With pay-as-you-go, your premium is calculated each pay period based on actual payroll rather than annual projections. The workers’ comp charge is bundled into your regular payroll run, so you pay one combined bill to your payroll provider. This means your premiums automatically adjust when you add or lose employees. The year-end audit is also less likely to produce a surprise bill, since you’ve been paying on real numbers all along.

The tradeoff: pay-as-you-go still requires some upfront payment, just less than a traditional plan’s 25% deposit. Not every insurer or payroll service offers this option, so you’ll need to confirm availability with both your carrier and payroll provider before committing.

What Happens After You’re Covered

Your responsibilities don’t end once the policy is in place. At the end of each policy period (usually 12 months), the insurer conducts a premium audit. They’ll compare the payroll figures you estimated at the start of the term against your actual payroll records.
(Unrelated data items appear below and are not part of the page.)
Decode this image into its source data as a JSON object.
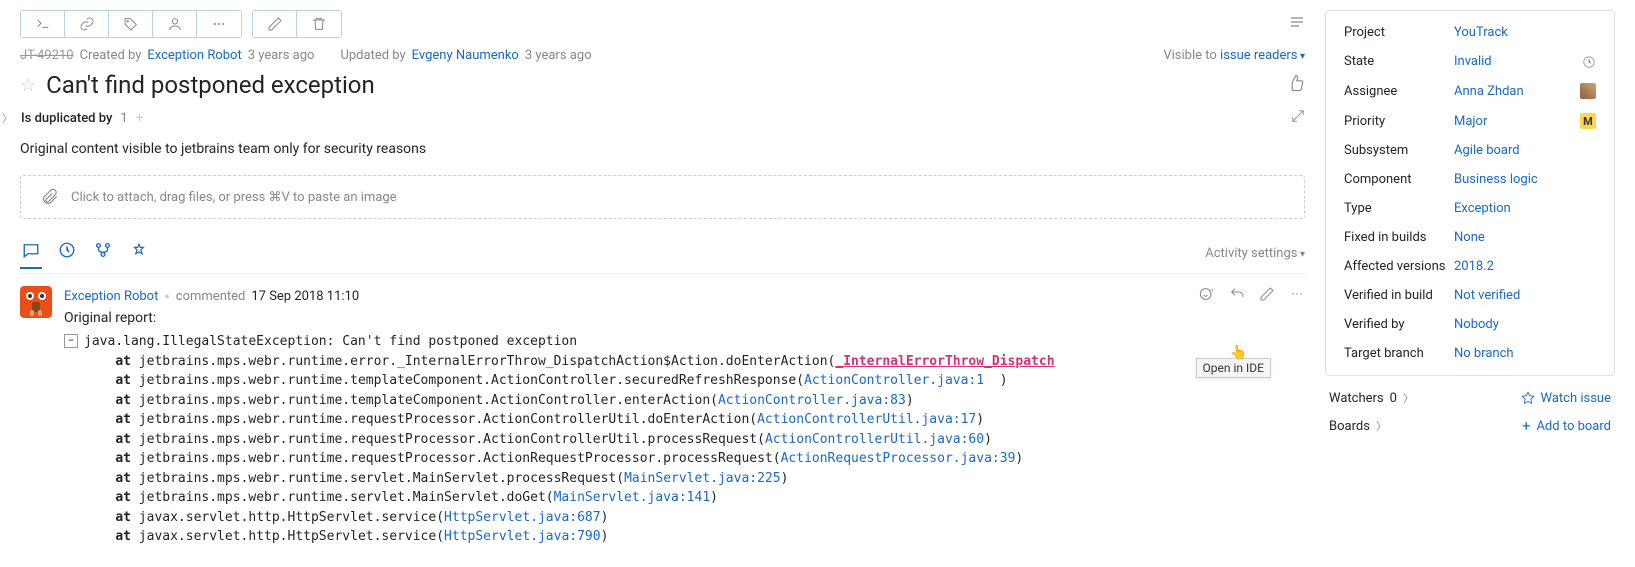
{
  "issue": {
    "id": "JT-49210",
    "title": "Can't find postponed exception",
    "created_by_label": "Created by",
    "created_by": "Exception Robot",
    "created_ago": "3 years ago",
    "updated_by_label": "Updated by",
    "updated_by": "Evgeny Naumenko",
    "updated_ago": "3 years ago",
    "visible_to_label": "Visible to",
    "visible_to": "issue readers"
  },
  "links": {
    "label": "Is duplicated by",
    "count": "1"
  },
  "security_note": "Original content visible to jetbrains team only for security reasons",
  "attach_placeholder": "Click to attach, drag files, or press ⌘V to paste an image",
  "activity": {
    "settings_label": "Activity settings"
  },
  "comment": {
    "author": "Exception Robot",
    "verb": "commented",
    "time": "17 Sep 2018 11:10",
    "original_report": "Original report:",
    "exception_header": "java.lang.IllegalStateException: Can't find postponed exception",
    "ide_tooltip": "Open in IDE",
    "stack": [
      {
        "prefix": "jetbrains.mps.webr.runtime.error._InternalErrorThrow_DispatchAction$Action.doEnterAction(",
        "link": "_InternalErrorThrow_Dispatch",
        "hot": true,
        "trailing": ""
      },
      {
        "prefix": "jetbrains.mps.webr.runtime.templateComponent.ActionController.securedRefreshResponse(",
        "link": "ActionController.java:1",
        "trailing": "  )"
      },
      {
        "prefix": "jetbrains.mps.webr.runtime.templateComponent.ActionController.enterAction(",
        "link": "ActionController.java:83",
        "trailing": ")"
      },
      {
        "prefix": "jetbrains.mps.webr.runtime.requestProcessor.ActionControllerUtil.doEnterAction(",
        "link": "ActionControllerUtil.java:17",
        "trailing": ")"
      },
      {
        "prefix": "jetbrains.mps.webr.runtime.requestProcessor.ActionControllerUtil.processRequest(",
        "link": "ActionControllerUtil.java:60",
        "trailing": ")"
      },
      {
        "prefix": "jetbrains.mps.webr.runtime.requestProcessor.ActionRequestProcessor.processRequest(",
        "link": "ActionRequestProcessor.java:39",
        "trailing": ")"
      },
      {
        "prefix": "jetbrains.mps.webr.runtime.servlet.MainServlet.processRequest(",
        "link": "MainServlet.java:225",
        "trailing": ")"
      },
      {
        "prefix": "jetbrains.mps.webr.runtime.servlet.MainServlet.doGet(",
        "link": "MainServlet.java:141",
        "trailing": ")"
      },
      {
        "prefix": "javax.servlet.http.HttpServlet.service(",
        "link": "HttpServlet.java:687",
        "trailing": ")"
      },
      {
        "prefix": "javax.servlet.http.HttpServlet.service(",
        "link": "HttpServlet.java:790",
        "trailing": ")"
      }
    ]
  },
  "fields": [
    {
      "label": "Project",
      "value": "YouTrack",
      "icon": ""
    },
    {
      "label": "State",
      "value": "Invalid",
      "icon": "history"
    },
    {
      "label": "Assignee",
      "value": "Anna Zhdan",
      "icon": "avatar"
    },
    {
      "label": "Priority",
      "value": "Major",
      "icon": "M"
    },
    {
      "label": "Subsystem",
      "value": "Agile board",
      "icon": ""
    },
    {
      "label": "Component",
      "value": "Business logic",
      "icon": ""
    },
    {
      "label": "Type",
      "value": "Exception",
      "icon": ""
    },
    {
      "label": "Fixed in builds",
      "value": "None",
      "icon": ""
    },
    {
      "label": "Affected versions",
      "value": "2018.2",
      "icon": ""
    },
    {
      "label": "Verified in build",
      "value": "Not verified",
      "icon": ""
    },
    {
      "label": "Verified by",
      "value": "Nobody",
      "icon": ""
    },
    {
      "label": "Target branch",
      "value": "No branch",
      "icon": ""
    }
  ],
  "watchers": {
    "label": "Watchers",
    "count": "0",
    "action": "Watch issue"
  },
  "boards": {
    "label": "Boards",
    "action": "Add to board"
  }
}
If your real payroll was higher than projected, you’ll owe additional premium. If it was lower, you’ll get a credit.

Keeping clean payroll records organized by job classification throughout the year makes audits painless. It also helps to notify your insurer whenever you add new types of work or hire employees in roles that fall under different class codes, since misclassified employees can trigger penalties or coverage gaps.

If an employee is injured, report the claim to your insurer as quickly as possible. Most states set strict deadlines for employers to file injury reports, and delays can result in fines. Your insurer handles the claims process from there, covering the employee’s medical expenses and a portion of lost wages as defined by your state’s benefit schedule.